Der Softwareanbieter Nlyte verwendet IBMs Watson als Machine Learning Engine. Wenn bei einem Gerät ein Stromausfall zu erwarten ist, bestimmen die Algorithmen, wohin vom Stromausfall bedrohte virtuelle Maschinen verschoben werden sollen. Auch AdeptDC hat eine Software entwickelt, die Rechenzentrumsbetreiber bei der Fehlersuche und der Vermeidung von Geräteausfällen unterstützt. Dafür verwendet das Unternehmen containerisierte Software, die Daten wie Temperatur, Spannung und Status des Stromversorgungssystems aus dortigen Geräten bezieht.

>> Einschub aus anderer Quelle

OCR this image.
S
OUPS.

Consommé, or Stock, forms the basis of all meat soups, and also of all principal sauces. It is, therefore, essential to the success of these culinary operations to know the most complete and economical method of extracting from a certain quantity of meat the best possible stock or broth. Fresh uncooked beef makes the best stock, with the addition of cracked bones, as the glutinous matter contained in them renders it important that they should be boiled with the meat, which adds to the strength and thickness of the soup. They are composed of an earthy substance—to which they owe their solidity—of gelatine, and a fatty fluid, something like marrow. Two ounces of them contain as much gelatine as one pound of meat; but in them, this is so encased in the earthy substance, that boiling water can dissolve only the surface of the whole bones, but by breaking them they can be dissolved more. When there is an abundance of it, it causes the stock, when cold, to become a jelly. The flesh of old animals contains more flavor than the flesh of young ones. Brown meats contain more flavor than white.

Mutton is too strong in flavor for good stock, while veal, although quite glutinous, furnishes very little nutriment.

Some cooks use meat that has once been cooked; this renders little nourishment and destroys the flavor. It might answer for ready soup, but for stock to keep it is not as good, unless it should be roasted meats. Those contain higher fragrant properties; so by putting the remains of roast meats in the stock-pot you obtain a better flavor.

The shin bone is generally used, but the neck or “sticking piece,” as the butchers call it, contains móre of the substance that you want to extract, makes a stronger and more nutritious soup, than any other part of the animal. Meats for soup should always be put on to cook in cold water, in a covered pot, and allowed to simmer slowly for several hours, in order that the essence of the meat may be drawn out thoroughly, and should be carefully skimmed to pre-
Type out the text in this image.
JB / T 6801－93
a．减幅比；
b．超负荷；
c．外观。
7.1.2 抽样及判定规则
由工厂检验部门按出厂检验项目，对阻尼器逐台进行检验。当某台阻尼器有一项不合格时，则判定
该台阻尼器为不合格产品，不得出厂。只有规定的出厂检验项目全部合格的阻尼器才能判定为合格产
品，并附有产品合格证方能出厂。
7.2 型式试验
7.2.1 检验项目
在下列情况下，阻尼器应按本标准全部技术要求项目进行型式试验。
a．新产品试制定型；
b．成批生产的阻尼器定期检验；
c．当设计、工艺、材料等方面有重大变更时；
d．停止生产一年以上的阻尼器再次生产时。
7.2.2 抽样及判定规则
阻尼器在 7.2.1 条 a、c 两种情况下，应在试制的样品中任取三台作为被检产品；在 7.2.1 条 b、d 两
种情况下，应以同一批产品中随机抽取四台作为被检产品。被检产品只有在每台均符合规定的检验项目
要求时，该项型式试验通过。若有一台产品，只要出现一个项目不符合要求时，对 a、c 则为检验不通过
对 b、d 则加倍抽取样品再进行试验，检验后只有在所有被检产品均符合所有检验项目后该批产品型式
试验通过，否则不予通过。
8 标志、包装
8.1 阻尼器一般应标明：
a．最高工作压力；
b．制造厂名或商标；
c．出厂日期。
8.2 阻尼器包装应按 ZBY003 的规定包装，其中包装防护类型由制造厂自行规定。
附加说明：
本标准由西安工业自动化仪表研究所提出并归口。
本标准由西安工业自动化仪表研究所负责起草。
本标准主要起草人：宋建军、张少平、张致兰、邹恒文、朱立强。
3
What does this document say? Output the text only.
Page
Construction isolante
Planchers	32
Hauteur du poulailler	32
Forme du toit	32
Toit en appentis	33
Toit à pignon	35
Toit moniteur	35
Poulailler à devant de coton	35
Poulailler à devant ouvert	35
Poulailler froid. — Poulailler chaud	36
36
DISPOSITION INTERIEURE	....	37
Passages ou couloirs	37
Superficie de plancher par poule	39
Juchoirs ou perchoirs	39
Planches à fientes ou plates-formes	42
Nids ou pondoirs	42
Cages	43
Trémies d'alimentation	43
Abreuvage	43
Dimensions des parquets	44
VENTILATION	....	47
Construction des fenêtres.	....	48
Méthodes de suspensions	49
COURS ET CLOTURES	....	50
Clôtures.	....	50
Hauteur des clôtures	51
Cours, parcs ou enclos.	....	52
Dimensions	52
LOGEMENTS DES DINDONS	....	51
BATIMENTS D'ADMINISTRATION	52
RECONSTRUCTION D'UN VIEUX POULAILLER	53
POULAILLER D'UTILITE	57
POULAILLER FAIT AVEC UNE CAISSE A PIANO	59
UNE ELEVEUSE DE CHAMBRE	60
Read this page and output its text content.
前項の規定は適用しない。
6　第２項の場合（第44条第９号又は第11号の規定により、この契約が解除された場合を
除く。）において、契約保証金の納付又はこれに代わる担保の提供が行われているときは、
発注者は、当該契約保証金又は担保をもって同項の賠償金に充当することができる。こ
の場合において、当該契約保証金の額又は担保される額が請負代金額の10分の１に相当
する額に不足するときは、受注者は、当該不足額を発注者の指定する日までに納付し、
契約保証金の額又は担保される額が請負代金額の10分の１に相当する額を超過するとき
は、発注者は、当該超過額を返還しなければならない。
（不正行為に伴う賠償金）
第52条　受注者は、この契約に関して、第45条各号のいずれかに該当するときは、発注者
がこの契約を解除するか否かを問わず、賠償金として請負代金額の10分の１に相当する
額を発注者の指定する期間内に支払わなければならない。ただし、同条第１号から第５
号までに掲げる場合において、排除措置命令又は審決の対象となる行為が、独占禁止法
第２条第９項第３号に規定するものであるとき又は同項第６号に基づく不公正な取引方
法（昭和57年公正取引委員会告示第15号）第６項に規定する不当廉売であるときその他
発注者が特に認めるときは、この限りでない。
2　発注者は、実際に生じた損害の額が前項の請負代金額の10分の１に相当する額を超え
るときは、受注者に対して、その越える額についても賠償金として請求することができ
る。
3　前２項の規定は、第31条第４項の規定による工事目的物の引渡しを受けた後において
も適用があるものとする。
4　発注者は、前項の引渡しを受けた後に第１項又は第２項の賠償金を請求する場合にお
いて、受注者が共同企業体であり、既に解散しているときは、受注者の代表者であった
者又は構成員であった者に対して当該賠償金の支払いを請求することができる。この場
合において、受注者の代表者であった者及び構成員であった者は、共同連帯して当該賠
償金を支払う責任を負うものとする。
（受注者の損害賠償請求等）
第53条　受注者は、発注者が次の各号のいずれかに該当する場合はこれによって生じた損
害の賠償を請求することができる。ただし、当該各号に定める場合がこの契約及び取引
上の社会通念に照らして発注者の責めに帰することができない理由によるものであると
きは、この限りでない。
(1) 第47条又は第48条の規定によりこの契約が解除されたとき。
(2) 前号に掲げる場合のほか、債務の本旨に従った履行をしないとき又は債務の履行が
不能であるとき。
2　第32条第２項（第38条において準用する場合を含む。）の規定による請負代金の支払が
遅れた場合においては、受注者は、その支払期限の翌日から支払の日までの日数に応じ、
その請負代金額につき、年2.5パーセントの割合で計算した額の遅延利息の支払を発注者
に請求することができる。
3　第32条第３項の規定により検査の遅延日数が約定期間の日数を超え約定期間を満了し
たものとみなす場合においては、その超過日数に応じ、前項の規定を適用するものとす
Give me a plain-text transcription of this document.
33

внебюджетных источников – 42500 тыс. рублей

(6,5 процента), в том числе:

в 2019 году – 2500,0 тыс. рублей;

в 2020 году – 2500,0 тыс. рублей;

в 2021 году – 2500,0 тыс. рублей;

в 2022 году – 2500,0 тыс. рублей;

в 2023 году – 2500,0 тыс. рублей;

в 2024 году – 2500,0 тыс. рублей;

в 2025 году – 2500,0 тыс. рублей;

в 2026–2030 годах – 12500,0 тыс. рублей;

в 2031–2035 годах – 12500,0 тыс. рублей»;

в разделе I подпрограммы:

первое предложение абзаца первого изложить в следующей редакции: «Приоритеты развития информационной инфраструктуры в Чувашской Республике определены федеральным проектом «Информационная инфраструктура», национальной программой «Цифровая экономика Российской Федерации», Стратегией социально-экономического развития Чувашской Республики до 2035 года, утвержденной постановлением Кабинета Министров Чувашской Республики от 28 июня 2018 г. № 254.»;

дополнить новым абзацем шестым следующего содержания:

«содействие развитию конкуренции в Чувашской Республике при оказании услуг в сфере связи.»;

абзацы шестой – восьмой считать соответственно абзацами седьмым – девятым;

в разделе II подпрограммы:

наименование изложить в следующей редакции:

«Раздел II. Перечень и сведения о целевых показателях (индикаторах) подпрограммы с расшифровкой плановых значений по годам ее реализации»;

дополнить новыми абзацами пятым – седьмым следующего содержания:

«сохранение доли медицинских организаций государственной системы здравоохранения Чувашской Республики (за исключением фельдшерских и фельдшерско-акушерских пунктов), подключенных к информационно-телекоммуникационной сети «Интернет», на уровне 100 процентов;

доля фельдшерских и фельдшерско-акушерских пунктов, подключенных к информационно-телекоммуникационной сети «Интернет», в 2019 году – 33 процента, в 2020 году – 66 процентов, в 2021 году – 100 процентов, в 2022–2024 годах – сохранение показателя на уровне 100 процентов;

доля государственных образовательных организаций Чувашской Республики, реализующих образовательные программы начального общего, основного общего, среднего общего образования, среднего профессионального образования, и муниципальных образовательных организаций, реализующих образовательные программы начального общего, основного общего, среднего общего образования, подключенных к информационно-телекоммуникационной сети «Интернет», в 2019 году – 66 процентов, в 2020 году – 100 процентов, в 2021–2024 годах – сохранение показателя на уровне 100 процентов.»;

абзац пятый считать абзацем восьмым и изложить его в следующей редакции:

Selbstlernendes Data Center

Einen Schritt weiter gehen echte KI-Systeme. Im selbstlernenden Data Center hat die KI typischerweise nicht nur einen bestimmten Wert im Fokus, sondern kann zigtausende Daten analysieren und Muster erkennen. Anhand der Muster kann die KI dann erkennen, ob sich ein Problem anbahnt und darauf (teil-) autonom reagieren, denn das System lernt selbstständig die Kriterien für normale und nicht-normale Zustände. Die dafür nötigen Schwellenwerte müssen nicht mehr manuell festgelegt werden, sondern werden automatisch von der KI definiert. Sie erkennt, was im Normbereich liegt und was nicht.

Das System löst im Falle einer Schwellenwertüberschreitung einen Alarm aus und kann im Idealfall sogar ohne Eingriff eines Administrierenden einen Selbstheilungsmechanismus anstoßen. So könnte sich selbstständig ein Server zuschalten, falls ein anderer dauerhaft unter Höchstlast steht – und zwar bevor es zu Performance-Einbußen kommt. Dabei könnte der Algorithmus selbstständig entscheiden, welche die praktikabelste, kostengünstigste oder schlicht notwendige Maßnahme ist.

Fazit – Kontrolle an KI abgeben

Das oberste Ziel ist es, weitgehend autonome Rechenzentren zu schaffen, die so effizient und belastbar wie möglich sind. Dafür ist die Selbstverwaltung und -heilung der Infrastruktur eine wichtige Komponente. Viele Rechenzentrumsbetreiber, die solche Werkzeuge implementieren, statten ihre Geräte mit weiteren Sensoren und Messgeräten aus, um zusätzliche Daten sammeln zu können. Anschließend werden diese Daten aufbereitet und bereinigt, um deren Korrektheit sicherzustellen.

Der Aufbau eines autonomen Rechenzentrums erfordert ein kontinuierliches Training der maschinellen Lernmodelle seitens Datenwissenschaftlern – doch auch die Betreiber der Rechenzentren müssen zur Kontrollabgabe bereit sein. Denn wenn KI-Analysen zur Verfügung stehen, lässt sich ein Verfügbarkeitslevel von 100 % erreichen – bei deutlich geringeren Kosten.